Notes From The Ward
an insider’s view of mood disorders
Senseless And Needless
February 16th, 2008 by Dennis H. in General, Psychiatry, Society, Treatments

Over the last two weeks there have been a number of shooting-sprees across the US. The most recent was at Northern Illinois University. It turns out the shooter had been in treatment for a mental disorder:

University Police Chief Donald Grady said Friday that Kazmierczak had become erratic in the past two weeks after he stopped taking his medication.
This article adds a couple of points about this shooter:
A former employee at a Chicago psychiatric treatment center said Kazmierczak’s parents placed him there after high school. She said he used to cut himself, and had resisted taking his medications. …
“He never wanted to identify with being mentally ill,” she said. “That was part of the problem.”
There’s probably no one who knows better than I, the desire to deny the reality of mental illness. I also have had my own battles with medication; having taken at least one of all the major varieties of psychotropic medication, I’ve experienced them first-hand and understand the desire not to take them. Really. I get it. I’ve been there.

But the truth is, folks, that none of us lives in a vacuum! We’re all responsible for our part in the lives of others. No one benefits when a mentally-ill person terminates his/her treatment; everyone else in his/her life must pick up the slack and deal with the results of that decision. Denial of the reality of mental illness has repurcussions throughout one’s life. In this case, denial killed (not only the patient, but 5 others, and wounded more). Even in cases nowhere near this extreme, there is nevertheless a price to denying mental illness; interpersonal problems, inability to keep a job or take care of oneself, and so on.

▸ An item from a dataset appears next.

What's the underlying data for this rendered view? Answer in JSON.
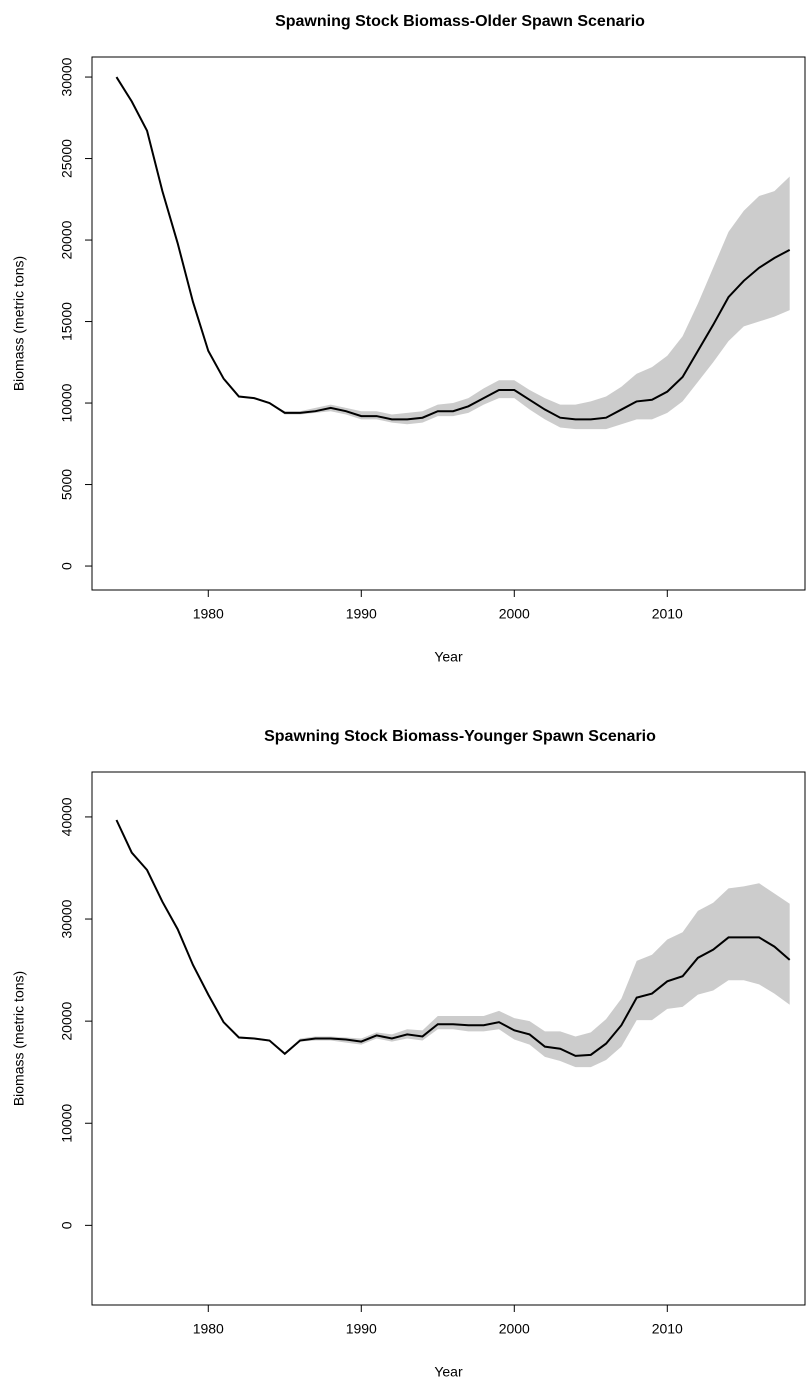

A mentally-ill person who refuses treatment for his/her disorder automatically places a burden on others.

The lesson here is a simple one: No one who’s on notice as having a mental illness, can afford the luxury of acting as if that illness doesn’t exist. You have to stick with your treatment, whatever that is, no matter what. If the treatment is not helping or not to your liking, then change it … but don’t decide not to pursue any treatment at all.

Perhaps this isn’t fair … after all, neither I nor anyone else with a mental illness asked for it, so why should any of us be saddled with this responsibility? But we all know that life is not fair. Lots of people have lots of illnesses and problems that they must deal with nevertheless. Looking for fairness in life, is a fool’s errand; you aren’t going to get it. So rather than obsess over fairness, obsess instead with making the best of one’s life. This means taking responsibility for one’s condition and treating it.